December featured a mix of “particularly strange” activity that in his view has one possible explanation. “Servicers and trustees are dealing with issues specific to each stage of the foreclosure process on a state-by-state basis.”

For example, a recent Massachusetts Supreme Court decision made it clear that lenders must follow the letter of the law in each state rather than simply continue industry practices. “This could certainly slow one type of activity while accelerating another,” he said.

Other mortgage market insiders expect more bad news before a real turnaround in housing.
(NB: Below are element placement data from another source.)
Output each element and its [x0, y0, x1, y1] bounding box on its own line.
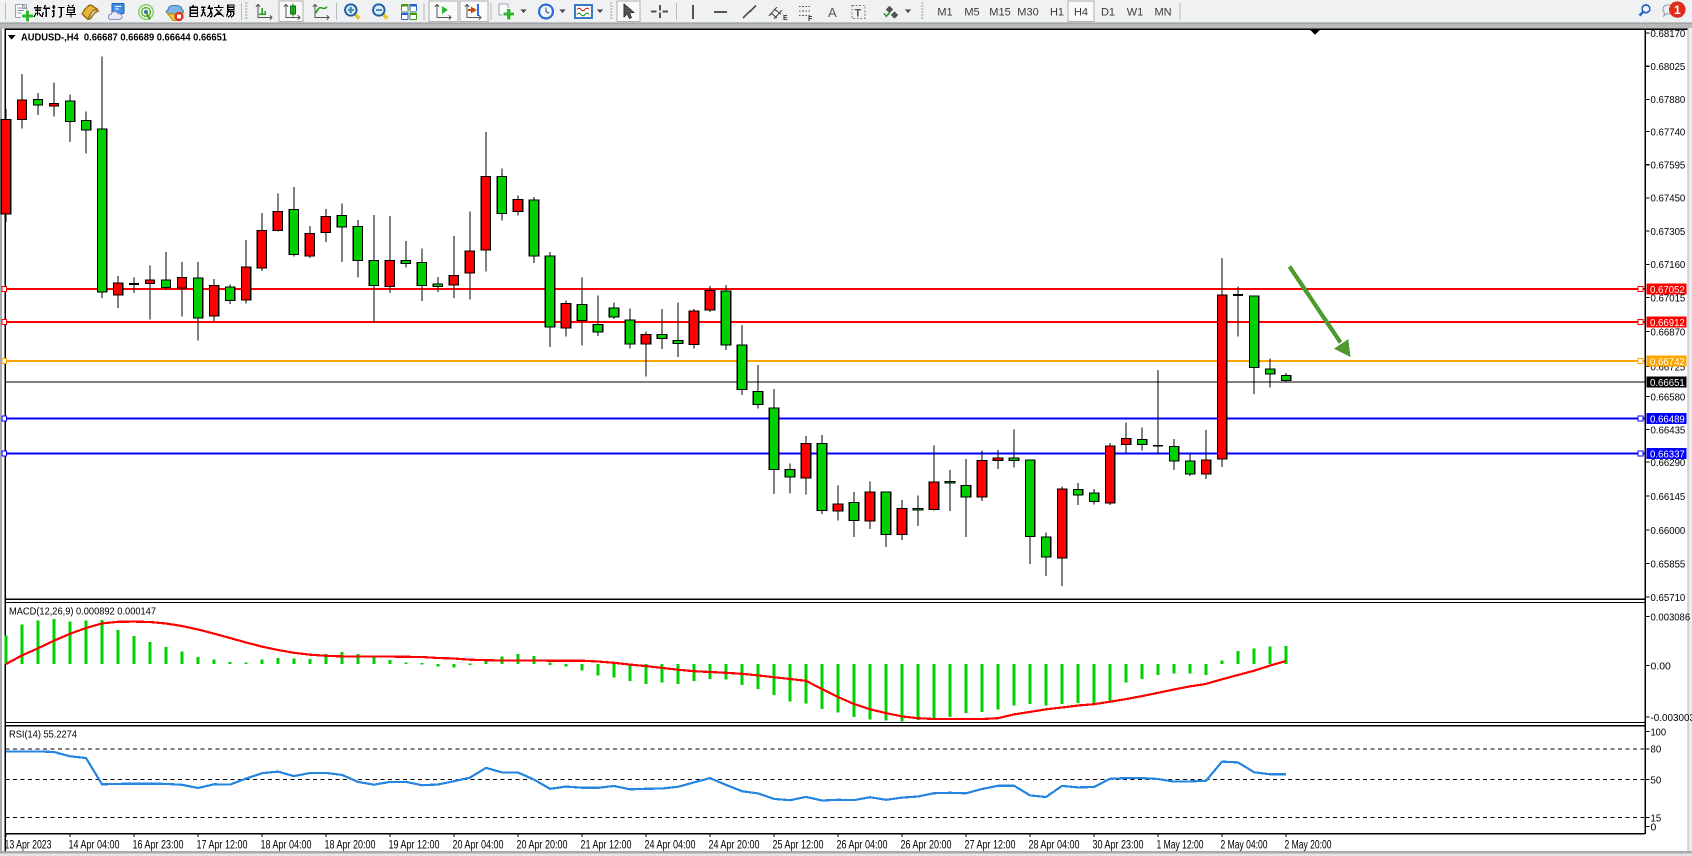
- svg-text:0.65855: 0.65855: [1651, 559, 1686, 570]
- svg-text:20 Apr 04:00: 20 Apr 04:00: [453, 839, 504, 851]
- svg-text:0.67595: 0.67595: [1651, 161, 1686, 172]
- svg-text:16 Apr 23:00: 16 Apr 23:00: [133, 839, 184, 851]
- svg-text:AUDUSD-,H4 0.66687 0.66689 0.: AUDUSD-,H4 0.66687 0.66689 0.66644 0.666…: [21, 33, 227, 44]
- svg-text:20 Apr 20:00: 20 Apr 20:00: [517, 839, 568, 851]
- svg-text:0.00: 0.00: [1651, 661, 1672, 672]
- svg-text:0.66580: 0.66580: [1651, 392, 1686, 403]
- svg-text:M30: M30: [1017, 7, 1038, 19]
- svg-text:1 May 12:00: 1 May 12:00: [1157, 839, 1204, 851]
- svg-text:RSI(14) 55.2274: RSI(14) 55.2274: [9, 728, 77, 740]
- svg-text:0.68170: 0.68170: [1651, 29, 1686, 40]
- svg-text:0.67305: 0.67305: [1651, 227, 1686, 238]
- svg-text:80: 80: [1651, 745, 1662, 756]
- svg-text:0.66145: 0.66145: [1651, 492, 1686, 503]
- svg-text:21 Apr 12:00: 21 Apr 12:00: [581, 839, 632, 851]
- svg-text:A: A: [828, 5, 837, 20]
- svg-text:26 Apr 04:00: 26 Apr 04:00: [837, 839, 888, 851]
- svg-text:14 Apr 04:00: 14 Apr 04:00: [69, 839, 120, 851]
- svg-text:0.67880: 0.67880: [1651, 95, 1686, 106]
- svg-text:2 May 04:00: 2 May 04:00: [1221, 839, 1268, 851]
- svg-text:13 Apr 2023: 13 Apr 2023: [5, 839, 52, 851]
- svg-text:0.67052: 0.67052: [1650, 285, 1685, 296]
- svg-text:0.66870: 0.66870: [1651, 327, 1686, 338]
- svg-text:F: F: [808, 16, 813, 23]
- svg-text:24 Apr 20:00: 24 Apr 20:00: [709, 839, 760, 851]
- svg-text:25 Apr 12:00: 25 Apr 12:00: [773, 839, 824, 851]
- svg-text:0.65710: 0.65710: [1651, 593, 1686, 604]
- svg-text:17 Apr 12:00: 17 Apr 12:00: [197, 839, 248, 851]
- svg-text:0.66435: 0.66435: [1651, 425, 1686, 436]
- svg-text:0.66742: 0.66742: [1650, 357, 1685, 368]
- svg-text:H4: H4: [1074, 7, 1088, 19]
- svg-text:W1: W1: [1127, 7, 1144, 19]
- svg-text:2 May 20:00: 2 May 20:00: [1285, 839, 1332, 851]
- svg-text:24 Apr 04:00: 24 Apr 04:00: [645, 839, 696, 851]
- svg-text:28 Apr 04:00: 28 Apr 04:00: [1029, 839, 1080, 851]
- svg-text:H1: H1: [1050, 7, 1064, 19]
- svg-text:0.66725: 0.66725: [1651, 362, 1686, 373]
- svg-text:0.66912: 0.66912: [1650, 318, 1685, 329]
- svg-text:0.66489: 0.66489: [1650, 414, 1685, 425]
- svg-text:M1: M1: [937, 7, 952, 19]
- svg-text:0.67450: 0.67450: [1651, 194, 1686, 205]
- svg-text:0.67015: 0.67015: [1651, 293, 1686, 304]
- svg-text:30 Apr 23:00: 30 Apr 23:00: [1093, 839, 1144, 851]
- svg-text:1: 1: [1674, 3, 1681, 17]
- svg-text:15: 15: [1651, 813, 1662, 824]
- svg-text:0.66000: 0.66000: [1651, 526, 1686, 537]
- svg-text:0.003086: 0.003086: [1651, 612, 1691, 623]
- svg-text:-0.003003: -0.003003: [1651, 713, 1692, 724]
- svg-text:0.66337: 0.66337: [1650, 449, 1685, 460]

According to RealtyTrac CEO, James Saccacio, total properties receiving foreclosure filings would have easily exceeded 3 million in 2010 had it not been for the fourth-quarter drop in foreclosure activity, triggered “primarily by the continuing controversy surrounding foreclosure documentation and procedures that prompted many major lenders to temporarily halt some foreclosure proceedings.” (Foreclosure filings dropped by 14% compared to 3Q10 and 8% compared to 4Q09. Therefore, the 4Q10 total was the lowest quarterly total since 4Q08.)

Saccacio estimates the number of foreclosure proceedings that were stopped in late 2010 “may be as high as a quarter million” and will add to the numbers in early 2011. That deterioration may be true especially in the lowest performing markets such as California, Florida, Arizona, Illinois and Michigan, which account for 51% of the nation's total foreclosure activity in 2010.

Together these five states documented nearly 1.5 million properties receiving a foreclosure filing during the year despite annual decreases in the three states with the most foreclosure activity.